Chain chain chain
Sport left his glasses on the back of my car last night. He tried to convince himself that he’d left them somewhere else: in the garage, on the swing out front, on his headboard, but of course, they were nowhere to be found. I imagine they were lying in the middle of the interstate most of the morning, finally pulverized into dust by passing 18-wheelers.
I was proud of the way SO handled the information. Sport told us about the missing glasses in the middle of a visit from his aunt, and SO was able to keep his composure. He’s able to deal with the stupid kid stuff better than I am — I’m notoriously short on patience when it comes to this.
We took the boys to the art museum on Tuesday to see a Napoleon exhibit, and while it kept LegoGuy mildy entertained, Sport was bored. It was a video on chain reaction that really caught their attention. It was 30 minutes long, but it was almost impossible to get up and leave once we sat down to watch it. I think Sport was expecting a grand finale – fireworks, girls dancing the Can Can, or, at the very least, a perfectly brewed pot of hot tea – but it didn’t work that way. It was an exercise in math, chemistry, and planning. Lots and lots of planning.
I wish I could say the boys learned something from that video, like if you send a tire down an inclined plane, and it knocks a burning candle into a puddle of gasoline, the subsequent explosion could cause a concussion that would send several tubes of empty tape rolls into the air, and on and on, causing a chain reaction that ultimately might result in the death of an entire civilization of people. (I don't know, we really didn't get to the end of it -- maybe the candle fizzled out at the end or a brigade of volunteer firemen rushed into the warehouse and shut the whole thing down.)

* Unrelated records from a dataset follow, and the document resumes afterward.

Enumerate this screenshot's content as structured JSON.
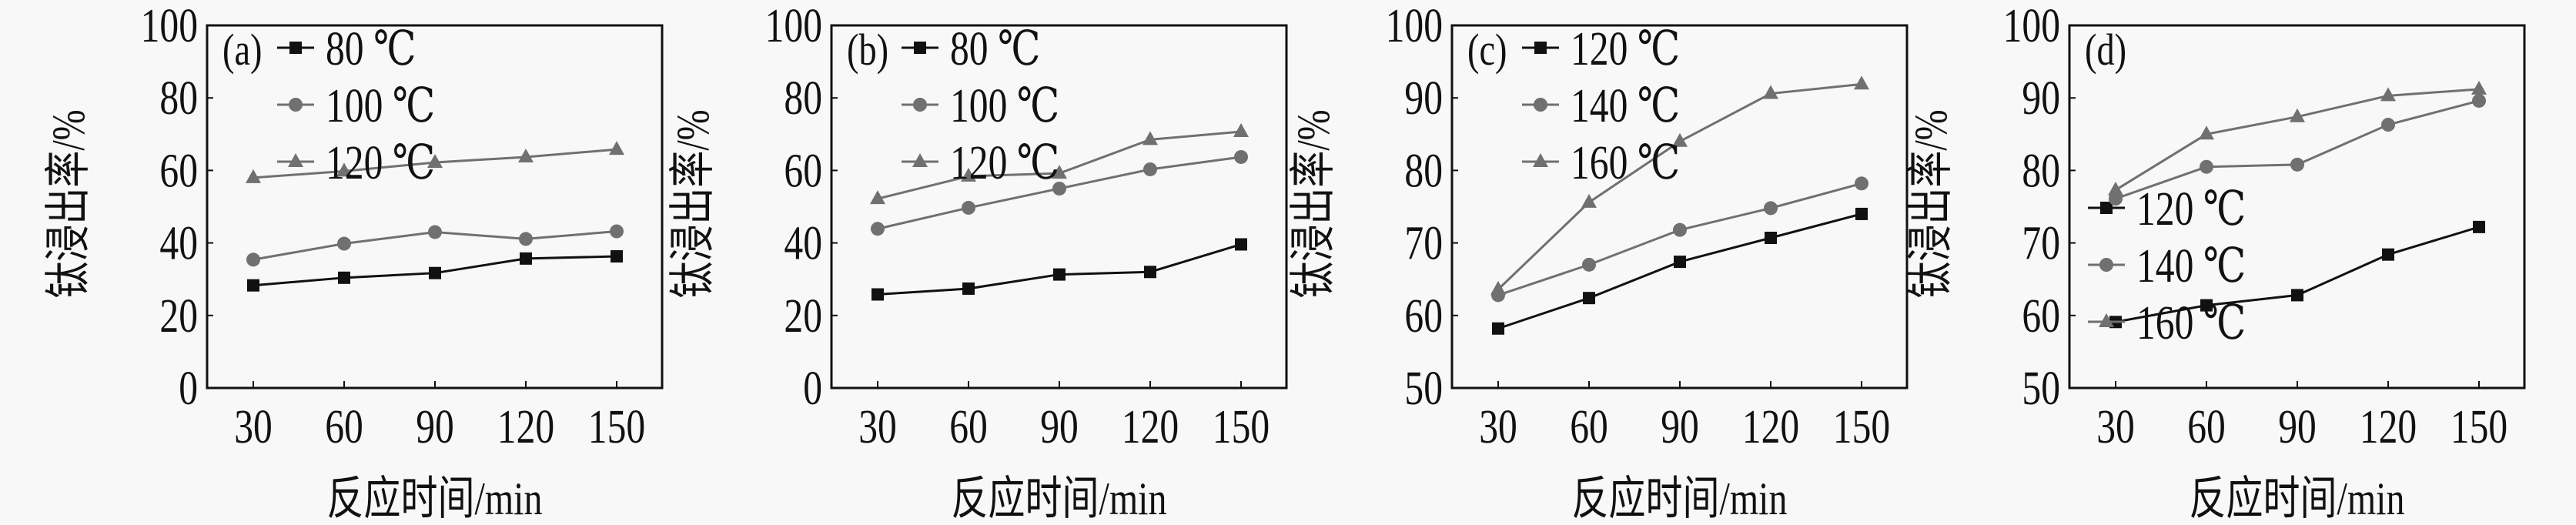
{
  "chart_data": [
    {
      "type": "line",
      "panel_label": "(a)",
      "xlabel": "反应时间/min",
      "ylabel": "钛浸出率/%",
      "x": [
        30,
        60,
        90,
        120,
        150
      ],
      "x_ticks": [
        "30",
        "60",
        "90",
        "120",
        "150"
      ],
      "ylim": [
        0,
        100
      ],
      "y_ticks": [
        "0",
        "20",
        "40",
        "60",
        "80",
        "100"
      ],
      "legend_position": "top-left",
      "series": [
        {
          "name": "80 ℃",
          "marker": "square",
          "color": "#111111",
          "values": [
            28.3,
            30.4,
            31.7,
            35.7,
            36.3
          ]
        },
        {
          "name": "100 ℃",
          "marker": "circle",
          "color": "#707070",
          "values": [
            35.4,
            39.8,
            43.0,
            41.1,
            43.2
          ]
        },
        {
          "name": "120 ℃",
          "marker": "triangle",
          "color": "#707070",
          "values": [
            58.0,
            59.8,
            62.2,
            63.7,
            65.8
          ]
        }
      ]
    },
    {
      "type": "line",
      "panel_label": "(b)",
      "xlabel": "反应时间/min",
      "ylabel": "钛浸出率/%",
      "x": [
        30,
        60,
        90,
        120,
        150
      ],
      "x_ticks": [
        "30",
        "60",
        "90",
        "120",
        "150"
      ],
      "ylim": [
        0,
        100
      ],
      "y_ticks": [
        "0",
        "20",
        "40",
        "60",
        "80",
        "100"
      ],
      "legend_position": "top-left",
      "series": [
        {
          "name": "80 ℃",
          "marker": "square",
          "color": "#111111",
          "values": [
            25.8,
            27.4,
            31.3,
            32.0,
            39.6
          ]
        },
        {
          "name": "100 ℃",
          "marker": "circle",
          "color": "#707070",
          "values": [
            43.9,
            49.7,
            55.0,
            60.3,
            63.7
          ]
        },
        {
          "name": "120 ℃",
          "marker": "triangle",
          "color": "#707070",
          "values": [
            52.2,
            58.4,
            59.2,
            68.5,
            70.7
          ]
        }
      ]
    },
    {
      "type": "line",
      "panel_label": "(c)",
      "xlabel": "反应时间/min",
      "ylabel": "钛浸出率/%",
      "x": [
        30,
        60,
        90,
        120,
        150
      ],
      "x_ticks": [
        "30",
        "60",
        "90",
        "120",
        "150"
      ],
      "ylim": [
        50,
        100
      ],
      "y_ticks": [
        "50",
        "60",
        "70",
        "80",
        "90",
        "100"
      ],
      "legend_position": "top-left",
      "series": [
        {
          "name": "120 ℃",
          "marker": "square",
          "color": "#111111",
          "values": [
            58.2,
            62.4,
            67.4,
            70.7,
            74.0
          ]
        },
        {
          "name": "140 ℃",
          "marker": "circle",
          "color": "#707070",
          "values": [
            62.8,
            67.0,
            71.8,
            74.8,
            78.2
          ]
        },
        {
          "name": "160 ℃",
          "marker": "triangle",
          "color": "#707070",
          "values": [
            63.6,
            75.6,
            84.0,
            90.6,
            91.9
          ]
        }
      ]
    },
    {
      "type": "line",
      "panel_label": "(d)",
      "xlabel": "反应时间/min",
      "ylabel": "钛浸出率/%",
      "x": [
        30,
        60,
        90,
        120,
        150
      ],
      "x_ticks": [
        "30",
        "60",
        "90",
        "120",
        "150"
      ],
      "ylim": [
        50,
        100
      ],
      "y_ticks": [
        "50",
        "60",
        "70",
        "80",
        "90",
        "100"
      ],
      "legend_position": "middle-left",
      "series": [
        {
          "name": "120 ℃",
          "marker": "square",
          "color": "#111111",
          "values": [
            59.1,
            61.4,
            62.8,
            68.4,
            72.2
          ]
        },
        {
          "name": "140 ℃",
          "marker": "circle",
          "color": "#707070",
          "values": [
            76.1,
            80.5,
            80.8,
            86.3,
            89.6
          ]
        },
        {
          "name": "160 ℃",
          "marker": "triangle",
          "color": "#707070",
          "values": [
            77.3,
            85.0,
            87.4,
            90.3,
            91.2
          ]
        }
      ]
    }
  ]
}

I really hoped it might give them pause before doing something that, in the end, would bring about bodily harm or at least the loss of a pair of expensive glasses. Didn’t happen.

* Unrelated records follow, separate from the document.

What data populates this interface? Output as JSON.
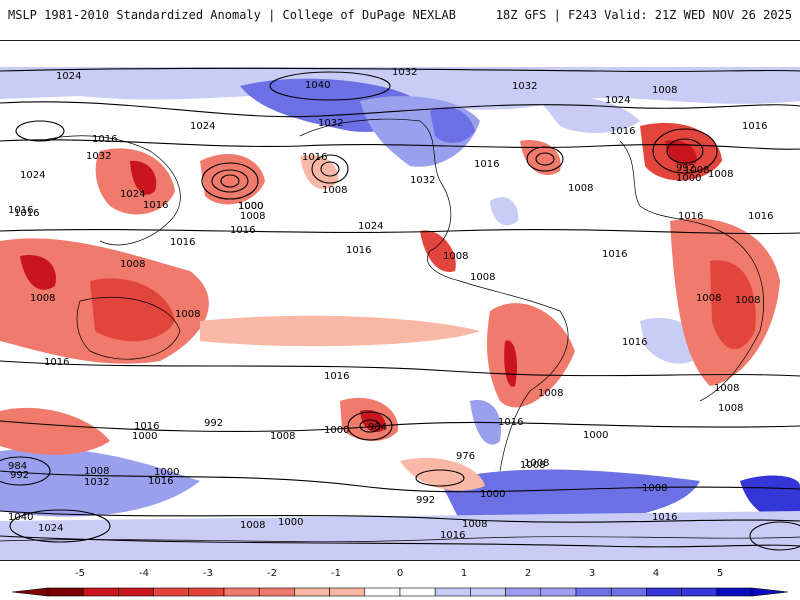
{
  "header": {
    "title": "MSLP 1981-2010 Standardized Anomaly | College of DuPage NEXLAB",
    "run_info": "18Z GFS | F243 Valid: 21Z WED NOV 26 2025"
  },
  "colors": {
    "ocean_bg": "#ffffff",
    "neg5": "#7d0000",
    "neg4": "#c8161c",
    "neg3": "#e2453c",
    "neg2": "#f07a6b",
    "neg1": "#f9b7a6",
    "pos1": "#c9cdf6",
    "pos2": "#9aa0ee",
    "pos3": "#6b70e4",
    "pos4": "#3436d8",
    "pos5": "#0a0ac0",
    "contour": "#000000",
    "coast": "#000000"
  },
  "map": {
    "isobar_labels": [
      "1024",
      "1040",
      "1032",
      "1032",
      "1024",
      "1008",
      "1016",
      "1016",
      "1032",
      "1024",
      "1024",
      "1024",
      "1032",
      "1016",
      "1016",
      "1016",
      "1000",
      "1008",
      "1016",
      "1008",
      "1000",
      "1008",
      "1032",
      "1008",
      "1016",
      "1016",
      "992",
      "1000",
      "1008",
      "1016",
      "1016",
      "1016",
      "1016",
      "1016",
      "1024",
      "1016",
      "1008",
      "1008",
      "1008",
      "1008",
      "1008",
      "1008",
      "1008",
      "1008",
      "1016",
      "1016",
      "1016",
      "1016",
      "1008",
      "1008",
      "1016",
      "992",
      "1000",
      "1008",
      "1000",
      "984",
      "976",
      "1000",
      "1008",
      "1008",
      "1016",
      "1008",
      "1008",
      "1000",
      "1016",
      "1032",
      "1040",
      "1024",
      "1008",
      "1000",
      "992",
      "1000",
      "1008",
      "1016",
      "984",
      "992"
    ]
  },
  "colorbar": {
    "ticks": [
      "-5",
      "-4",
      "-3",
      "-2",
      "-1",
      "0",
      "1",
      "2",
      "3",
      "4",
      "5"
    ]
  }
}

Sport put the glasses on the back of my car as the sun was going down and left them there all night. The next morning, I backed out of the garage, and, as the sun had not yet come up, didn’t notice they were there. I took off for the highway, humming along with whatever was on the radio, racing through lights that were about to turn yellow, completely oblivious.
Kids don't think about what happens next. They live in the moment. I like this about kids -- but it can also be kinda painful. I know this, having experienced it myself at the ripe old age of six. My father, burning leaves as he often did during the fall, left one pile unattended. My sister, younger by a year, took a stick and put the tip of it into the flames, getting it nice and hot. Then, she branded me on the back. Later (after her spanking), she was remorseful and sad. She hadn't meant to hurt me, she just wanted to see me jump.

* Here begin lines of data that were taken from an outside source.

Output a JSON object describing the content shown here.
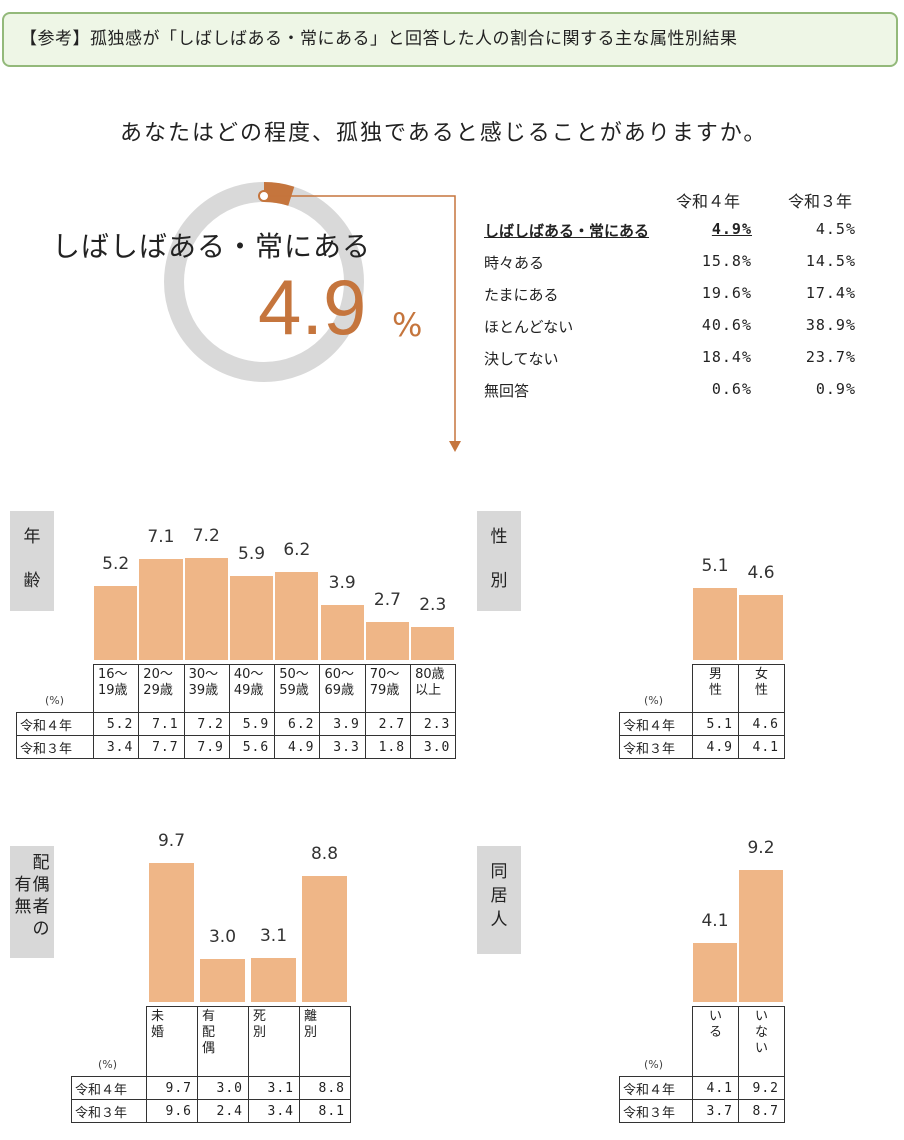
{
  "header": "【参考】孤独感が「しばしばある・常にある」と回答した人の割合に関する主な属性別結果",
  "question": "あなたはどの程度、孤独であると感じることがありますか。",
  "highlight": {
    "label": "しばしばある・常にある",
    "value": "4.9",
    "unit": "%",
    "fraction": 0.049,
    "accent": "#c5753d",
    "ring_color": "#d9d9d9"
  },
  "response_table": {
    "col_r4": "令和４年",
    "col_r3": "令和３年",
    "rows": [
      {
        "label": "しばしばある・常にある",
        "r4": "4.9%",
        "r3": "4.5%"
      },
      {
        "label": "時々ある",
        "r4": "15.8%",
        "r3": "14.5%"
      },
      {
        "label": "たまにある",
        "r4": "19.6%",
        "r3": "17.4%"
      },
      {
        "label": "ほとんどない",
        "r4": "40.6%",
        "r3": "38.9%"
      },
      {
        "label": "決してない",
        "r4": "18.4%",
        "r3": "23.7%"
      },
      {
        "label": "無回答",
        "r4": "0.6%",
        "r3": "0.9%"
      }
    ]
  },
  "pct_label": "(%)",
  "row_r4": "令和４年",
  "row_r3": "令和３年",
  "bar_color": "#efb687",
  "chart_data": [
    {
      "type": "bar",
      "group_label": [
        "年",
        "齢"
      ],
      "categories": [
        "16～19歳",
        "20～29歳",
        "30～39歳",
        "40～49歳",
        "50～59歳",
        "60～69歳",
        "70～79歳",
        "80歳以上"
      ],
      "cat_lines": [
        [
          "16～",
          "19歳"
        ],
        [
          "20～",
          "29歳"
        ],
        [
          "30～",
          "39歳"
        ],
        [
          "40～",
          "49歳"
        ],
        [
          "50～",
          "59歳"
        ],
        [
          "60～",
          "69歳"
        ],
        [
          "70～",
          "79歳"
        ],
        [
          "80歳",
          "以上"
        ]
      ],
      "values": [
        5.2,
        7.1,
        7.2,
        5.9,
        6.2,
        3.9,
        2.7,
        2.3
      ],
      "value_labels": [
        "5.2",
        "7.1",
        "7.2",
        "5.9",
        "6.2",
        "3.9",
        "2.7",
        "2.3"
      ],
      "r4": [
        "5.2",
        "7.1",
        "7.2",
        "5.9",
        "6.2",
        "3.9",
        "2.7",
        "2.3"
      ],
      "r3": [
        "3.4",
        "7.7",
        "7.9",
        "5.6",
        "4.9",
        "3.3",
        "1.8",
        "3.0"
      ]
    },
    {
      "type": "bar",
      "group_label": [
        "性",
        "別"
      ],
      "categories": [
        "男性",
        "女性"
      ],
      "cat_lines": [
        [
          "男",
          "性"
        ],
        [
          "女",
          "性"
        ]
      ],
      "values": [
        5.1,
        4.6
      ],
      "value_labels": [
        "5.1",
        "4.6"
      ],
      "r4": [
        "5.1",
        "4.6"
      ],
      "r3": [
        "4.9",
        "4.1"
      ]
    },
    {
      "type": "bar",
      "group_label": [
        "配",
        "偶",
        "者",
        "の",
        "有",
        "無"
      ],
      "categories": [
        "未婚",
        "有配偶",
        "死別",
        "離別"
      ],
      "cat_lines": [
        [
          "未",
          "婚"
        ],
        [
          "有",
          "配",
          "偶"
        ],
        [
          "死",
          "別"
        ],
        [
          "離",
          "別"
        ]
      ],
      "values": [
        9.7,
        3.0,
        3.1,
        8.8
      ],
      "value_labels": [
        "9.7",
        "3.0",
        "3.1",
        "8.8"
      ],
      "r4": [
        "9.7",
        "3.0",
        "3.1",
        "8.8"
      ],
      "r3": [
        "9.6",
        "2.4",
        "3.4",
        "8.1"
      ]
    },
    {
      "type": "bar",
      "group_label": [
        "同",
        "居",
        "人"
      ],
      "categories": [
        "いる",
        "いない"
      ],
      "cat_lines": [
        [
          "い",
          "る"
        ],
        [
          "い",
          "な",
          "い"
        ]
      ],
      "values": [
        4.1,
        9.2
      ],
      "value_labels": [
        "4.1",
        "9.2"
      ],
      "r4": [
        "4.1",
        "9.2"
      ],
      "r3": [
        "3.7",
        "8.7"
      ]
    }
  ]
}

Another incident with fire, this time my niece. Seeing a lit candle in the bathroom, she wondered what it would look like if she threw a wadded up handful of toilet paper into it. She didn't realize it would startle her, making her sweep the blazing item into the trashcan, causing an even bigger conflagration. She was perfectly willing to confess, but only after she'd spent about 5 minutes trying to come up with the right way to tell her uncle that the bathroom was on fire.
Then there was the time I warned LegoGuy not to mess with a giant pile of rocks, just before he slipped and took off the entire top layer of shin skin.
Sport's got a backup pair of glasses, one with a missing nose piece. We'll get that fixed, and he'll be back in business.
I wish monocles were popular. I think he'd look great sporting one of those. And they're cheaper to replace.
4 comments:
We are on our second lost glasses scare. The first time we found them in DQ's room, this time LB claims he left them at school, we shall see tomorrow morning.
In over 30 years of bespectacledness, I have never lost a pair of glasses. But I live in fear of it. I'm sure that one day I will end up like that Twilight Zone episode where the loner is the sole survivor of a nuclear holocaust and finds himself in a library with a lifetime of books -- and a broken pair of glasses.
Yeah! DQ has had hers go missing several times. I like st. fiacre haven't ever lost a pair of glasses in 26 years. I have broken at least one pair but lost never was a problem. Mainly because if removed from my face I'm lost without them!
I've been wearing the cheaters for about 27 years now and have lost only one pair. They are somewhere at the bottom of the Gulf of Mexico, or maybe inside a shark. I like to think a shark swallowed them and then got caught. When they split the shark open, my glasses fell out and someone said, "That poor bastard, all that's left of him are his glasses."